The final Notebook contains some errors (Xbar instead of X, passed as an argument). Otherwise a very well organized course. Thanks a lot!

By Giri G

Jun 7, 2019

This was a very hard course for me. But I think the instructor has done the best possible he can with presenting and explaining the course

By Leon T

Jul 10, 2020

Jupyter notebook assignments are in desperate need of attention! Very buggy or non-intuitive for the scope of material in span of time.

By Christine W

Aug 13, 2018

Coding assignment is hard for people who are not familiar with numpy.

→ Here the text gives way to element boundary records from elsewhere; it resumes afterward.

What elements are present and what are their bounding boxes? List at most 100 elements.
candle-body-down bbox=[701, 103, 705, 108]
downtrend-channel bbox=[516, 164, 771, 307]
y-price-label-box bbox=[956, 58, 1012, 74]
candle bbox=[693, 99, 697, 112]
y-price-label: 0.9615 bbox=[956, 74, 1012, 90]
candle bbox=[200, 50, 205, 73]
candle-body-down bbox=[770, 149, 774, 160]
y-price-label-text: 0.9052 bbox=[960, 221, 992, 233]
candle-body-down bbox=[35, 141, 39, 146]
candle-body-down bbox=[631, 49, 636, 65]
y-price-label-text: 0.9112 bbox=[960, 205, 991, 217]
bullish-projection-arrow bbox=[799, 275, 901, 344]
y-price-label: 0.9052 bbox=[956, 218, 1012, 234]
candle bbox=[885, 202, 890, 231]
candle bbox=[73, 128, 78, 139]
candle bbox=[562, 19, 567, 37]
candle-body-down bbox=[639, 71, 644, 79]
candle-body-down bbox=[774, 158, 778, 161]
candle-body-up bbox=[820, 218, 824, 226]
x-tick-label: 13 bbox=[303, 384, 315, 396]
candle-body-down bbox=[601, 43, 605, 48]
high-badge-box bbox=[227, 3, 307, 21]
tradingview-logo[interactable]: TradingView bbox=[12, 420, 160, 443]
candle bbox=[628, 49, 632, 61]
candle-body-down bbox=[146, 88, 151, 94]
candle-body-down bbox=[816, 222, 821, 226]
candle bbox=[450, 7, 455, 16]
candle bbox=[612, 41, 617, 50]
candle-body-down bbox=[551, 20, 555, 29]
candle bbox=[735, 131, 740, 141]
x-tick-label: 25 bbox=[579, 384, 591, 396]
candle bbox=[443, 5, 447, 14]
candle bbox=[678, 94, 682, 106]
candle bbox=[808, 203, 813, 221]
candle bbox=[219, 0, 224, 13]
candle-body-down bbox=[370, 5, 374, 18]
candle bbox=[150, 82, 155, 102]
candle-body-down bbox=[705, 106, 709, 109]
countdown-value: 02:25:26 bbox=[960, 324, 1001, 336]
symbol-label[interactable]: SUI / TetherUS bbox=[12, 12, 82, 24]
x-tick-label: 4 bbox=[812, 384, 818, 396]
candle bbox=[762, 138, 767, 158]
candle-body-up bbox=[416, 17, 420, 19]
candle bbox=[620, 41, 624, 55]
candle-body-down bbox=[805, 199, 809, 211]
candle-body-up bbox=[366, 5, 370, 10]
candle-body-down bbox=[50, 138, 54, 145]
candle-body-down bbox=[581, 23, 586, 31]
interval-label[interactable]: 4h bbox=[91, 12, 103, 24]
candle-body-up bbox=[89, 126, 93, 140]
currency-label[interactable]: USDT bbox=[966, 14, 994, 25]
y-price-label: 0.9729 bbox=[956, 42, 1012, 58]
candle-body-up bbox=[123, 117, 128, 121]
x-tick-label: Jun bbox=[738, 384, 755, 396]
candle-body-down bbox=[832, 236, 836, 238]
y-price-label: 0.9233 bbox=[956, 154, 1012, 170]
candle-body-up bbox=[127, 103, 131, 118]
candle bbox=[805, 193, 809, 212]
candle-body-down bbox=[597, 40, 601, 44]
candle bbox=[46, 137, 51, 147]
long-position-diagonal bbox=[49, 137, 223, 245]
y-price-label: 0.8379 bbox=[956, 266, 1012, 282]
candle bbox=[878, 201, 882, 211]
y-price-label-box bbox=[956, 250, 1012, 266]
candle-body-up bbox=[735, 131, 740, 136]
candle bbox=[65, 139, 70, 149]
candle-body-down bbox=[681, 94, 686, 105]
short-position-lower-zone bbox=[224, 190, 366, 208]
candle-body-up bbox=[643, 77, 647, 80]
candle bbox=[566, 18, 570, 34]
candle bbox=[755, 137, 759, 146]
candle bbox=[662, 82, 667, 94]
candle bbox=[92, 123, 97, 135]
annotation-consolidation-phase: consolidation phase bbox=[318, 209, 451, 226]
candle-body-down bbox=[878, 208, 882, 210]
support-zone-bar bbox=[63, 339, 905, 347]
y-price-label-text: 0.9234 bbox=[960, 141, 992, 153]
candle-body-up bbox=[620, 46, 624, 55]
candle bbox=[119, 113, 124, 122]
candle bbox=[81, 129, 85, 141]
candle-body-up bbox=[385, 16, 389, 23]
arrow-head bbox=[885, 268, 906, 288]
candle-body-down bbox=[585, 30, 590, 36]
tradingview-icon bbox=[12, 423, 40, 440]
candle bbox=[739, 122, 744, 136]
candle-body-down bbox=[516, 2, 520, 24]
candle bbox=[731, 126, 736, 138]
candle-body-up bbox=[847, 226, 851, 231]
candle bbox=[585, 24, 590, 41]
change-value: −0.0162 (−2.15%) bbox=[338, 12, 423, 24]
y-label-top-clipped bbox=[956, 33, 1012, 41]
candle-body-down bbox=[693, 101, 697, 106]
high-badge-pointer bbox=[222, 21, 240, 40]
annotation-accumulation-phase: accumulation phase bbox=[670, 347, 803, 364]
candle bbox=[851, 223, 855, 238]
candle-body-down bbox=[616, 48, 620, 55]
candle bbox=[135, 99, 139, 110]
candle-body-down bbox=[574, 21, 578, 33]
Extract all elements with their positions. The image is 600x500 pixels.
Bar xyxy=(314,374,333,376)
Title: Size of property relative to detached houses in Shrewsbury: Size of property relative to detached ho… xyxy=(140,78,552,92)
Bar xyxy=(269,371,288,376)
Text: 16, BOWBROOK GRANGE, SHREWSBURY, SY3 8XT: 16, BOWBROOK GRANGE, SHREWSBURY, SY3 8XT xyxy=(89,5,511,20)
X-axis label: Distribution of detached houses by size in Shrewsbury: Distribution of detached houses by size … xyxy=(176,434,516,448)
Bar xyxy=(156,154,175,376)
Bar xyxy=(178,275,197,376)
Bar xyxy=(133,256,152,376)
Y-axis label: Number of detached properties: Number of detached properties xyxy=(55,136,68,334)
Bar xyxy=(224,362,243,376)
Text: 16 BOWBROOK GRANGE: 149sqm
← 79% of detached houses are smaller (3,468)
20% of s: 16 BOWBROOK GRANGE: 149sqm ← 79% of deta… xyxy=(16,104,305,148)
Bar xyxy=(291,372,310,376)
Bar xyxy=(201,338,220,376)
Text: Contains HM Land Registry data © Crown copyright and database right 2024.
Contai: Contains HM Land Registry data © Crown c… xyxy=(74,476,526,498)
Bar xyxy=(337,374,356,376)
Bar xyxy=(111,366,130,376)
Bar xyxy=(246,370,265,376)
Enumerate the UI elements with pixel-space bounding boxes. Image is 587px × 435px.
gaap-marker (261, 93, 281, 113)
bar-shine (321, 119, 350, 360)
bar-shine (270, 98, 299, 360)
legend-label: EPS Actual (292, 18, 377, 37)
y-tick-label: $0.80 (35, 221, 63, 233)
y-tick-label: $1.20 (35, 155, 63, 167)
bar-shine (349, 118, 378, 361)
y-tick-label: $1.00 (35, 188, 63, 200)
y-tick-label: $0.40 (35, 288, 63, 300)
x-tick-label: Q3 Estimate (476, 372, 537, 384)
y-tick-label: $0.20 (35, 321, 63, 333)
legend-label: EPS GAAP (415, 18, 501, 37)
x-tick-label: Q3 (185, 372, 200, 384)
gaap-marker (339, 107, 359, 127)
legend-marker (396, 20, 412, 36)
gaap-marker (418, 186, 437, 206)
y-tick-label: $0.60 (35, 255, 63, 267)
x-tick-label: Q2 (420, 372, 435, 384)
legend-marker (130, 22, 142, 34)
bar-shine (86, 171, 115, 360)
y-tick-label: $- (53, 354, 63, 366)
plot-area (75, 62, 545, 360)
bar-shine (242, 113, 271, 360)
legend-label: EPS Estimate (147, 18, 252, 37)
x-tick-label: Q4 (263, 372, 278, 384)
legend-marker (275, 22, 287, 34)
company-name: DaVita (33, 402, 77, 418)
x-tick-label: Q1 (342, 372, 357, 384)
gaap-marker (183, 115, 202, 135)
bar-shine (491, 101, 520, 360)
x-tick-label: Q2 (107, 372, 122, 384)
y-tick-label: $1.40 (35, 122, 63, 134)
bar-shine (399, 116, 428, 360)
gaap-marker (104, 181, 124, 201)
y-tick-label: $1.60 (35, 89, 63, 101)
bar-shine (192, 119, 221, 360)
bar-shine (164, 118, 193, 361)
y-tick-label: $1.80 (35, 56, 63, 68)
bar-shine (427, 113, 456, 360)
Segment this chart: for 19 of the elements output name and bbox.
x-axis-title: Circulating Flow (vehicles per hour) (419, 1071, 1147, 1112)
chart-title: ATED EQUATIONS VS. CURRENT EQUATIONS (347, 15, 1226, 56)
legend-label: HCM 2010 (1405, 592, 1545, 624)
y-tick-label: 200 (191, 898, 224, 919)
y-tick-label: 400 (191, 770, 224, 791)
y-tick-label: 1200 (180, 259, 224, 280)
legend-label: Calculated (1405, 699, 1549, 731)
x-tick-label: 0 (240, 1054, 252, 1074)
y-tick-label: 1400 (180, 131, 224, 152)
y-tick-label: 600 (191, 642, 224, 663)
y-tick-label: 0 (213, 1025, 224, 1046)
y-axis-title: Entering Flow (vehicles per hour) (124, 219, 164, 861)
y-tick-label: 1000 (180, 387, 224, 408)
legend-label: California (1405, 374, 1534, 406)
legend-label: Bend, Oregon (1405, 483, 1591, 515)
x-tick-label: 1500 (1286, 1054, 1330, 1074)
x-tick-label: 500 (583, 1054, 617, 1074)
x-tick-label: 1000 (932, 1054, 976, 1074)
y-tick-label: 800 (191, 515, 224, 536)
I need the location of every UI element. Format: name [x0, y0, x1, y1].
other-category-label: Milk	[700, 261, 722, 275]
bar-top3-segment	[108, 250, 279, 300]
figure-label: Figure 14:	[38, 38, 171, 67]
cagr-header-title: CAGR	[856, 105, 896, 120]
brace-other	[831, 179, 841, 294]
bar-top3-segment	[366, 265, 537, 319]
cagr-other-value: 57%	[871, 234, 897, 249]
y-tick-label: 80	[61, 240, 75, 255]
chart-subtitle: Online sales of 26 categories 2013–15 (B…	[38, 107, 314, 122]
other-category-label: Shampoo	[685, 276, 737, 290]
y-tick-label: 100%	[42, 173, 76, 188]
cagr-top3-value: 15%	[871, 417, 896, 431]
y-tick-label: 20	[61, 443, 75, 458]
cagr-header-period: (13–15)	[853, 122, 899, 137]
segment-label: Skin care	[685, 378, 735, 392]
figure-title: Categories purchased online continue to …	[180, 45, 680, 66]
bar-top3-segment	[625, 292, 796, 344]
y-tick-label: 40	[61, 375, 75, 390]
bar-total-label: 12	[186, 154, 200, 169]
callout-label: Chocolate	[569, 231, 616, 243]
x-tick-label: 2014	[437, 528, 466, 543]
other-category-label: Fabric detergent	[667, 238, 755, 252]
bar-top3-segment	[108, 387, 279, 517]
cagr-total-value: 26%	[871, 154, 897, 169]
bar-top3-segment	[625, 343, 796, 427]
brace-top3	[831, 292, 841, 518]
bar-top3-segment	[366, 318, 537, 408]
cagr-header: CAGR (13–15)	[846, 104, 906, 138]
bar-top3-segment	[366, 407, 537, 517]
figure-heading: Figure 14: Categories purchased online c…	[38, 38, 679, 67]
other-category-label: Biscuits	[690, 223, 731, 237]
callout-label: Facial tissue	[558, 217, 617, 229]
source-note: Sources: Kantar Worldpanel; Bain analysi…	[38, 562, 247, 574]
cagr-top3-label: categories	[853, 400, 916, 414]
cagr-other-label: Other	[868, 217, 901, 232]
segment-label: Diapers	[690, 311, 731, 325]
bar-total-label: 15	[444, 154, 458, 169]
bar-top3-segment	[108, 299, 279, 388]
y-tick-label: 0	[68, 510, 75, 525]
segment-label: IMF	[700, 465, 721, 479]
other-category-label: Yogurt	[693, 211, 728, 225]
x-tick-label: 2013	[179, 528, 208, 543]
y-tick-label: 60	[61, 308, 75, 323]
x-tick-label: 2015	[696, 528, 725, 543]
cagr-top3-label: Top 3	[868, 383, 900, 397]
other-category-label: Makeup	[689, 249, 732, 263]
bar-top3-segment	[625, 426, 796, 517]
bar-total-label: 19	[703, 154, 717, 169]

Would appreciate some material at least going over the basis.

By Shaiman S

Apr 30, 2020

Please change courese material for PCA. It is very un-understandable and assignments are also very tugh as per what is taught.

By Karan S

Aug 1, 2020

Focus a bit more on PCA in week 4, week 1 was not very informative and should be assumed as required knowledge for the course

By Hilmi E

Apr 20, 2020

Careful, step-by-step construction of the PCA algorithm with practical exercises and coding assignments.. Very well done...

By Voravich C

Oct 21, 2019

The course level is very difficult and I think having four week course is not enough to understand the math behind PCA

By Phuong N

Oct 17, 2018

That's a great online courses can help people have enough background to break into Machine Learning or Data science

By Ananthesh J S

Jun 16, 2018

The PCA derivation part requires more elaborate explanation so that we can understand the concept more intuitively.

By Manuel I

Jul 7, 2018

Overall the hardest of the specialization, a though one but great to make sense of all the maths learned so far.

By Shraavan S

Mar 4, 2019

Programming assignments are a little difficult. Background knowledge of Python is recommended for this course.

By Andrew D

Jun 2, 2019

Very difficult course, make sure to do the prereq courses first and understand everything from those courses.

By Neelam J U

Sep 23, 2020

The programming assignments were quite challenging. Some part of the course can discuss this aspect as well.

By Paulo N A J

Aug 18, 2020

It is a good course with hard programming, but the assignments could be improved. The forum helps a lot.

By Ibon U E

Jan 7, 2020

The derivations of some concepts have been more vague compared to other courses in this specialization.

By Max W

Apr 19, 2020

Very challenging, could have used a few more videos to really explain or give a few more examples

By Abhishek T

Apr 12, 2020

The structure could have been better. Some of the weeks were too crowded as compared to others

By Phuong A V

Aug 7, 2020

very difficult course. But I hope that it will be useful fore my machine learning studying

By kerryliu

Jul 30, 2018

still have room for improvement since lots of stuffs can be discussed more in detail.

By Ruan v S

Oct 13, 2019

Harder than expected, the content is good and is well worth the struggle!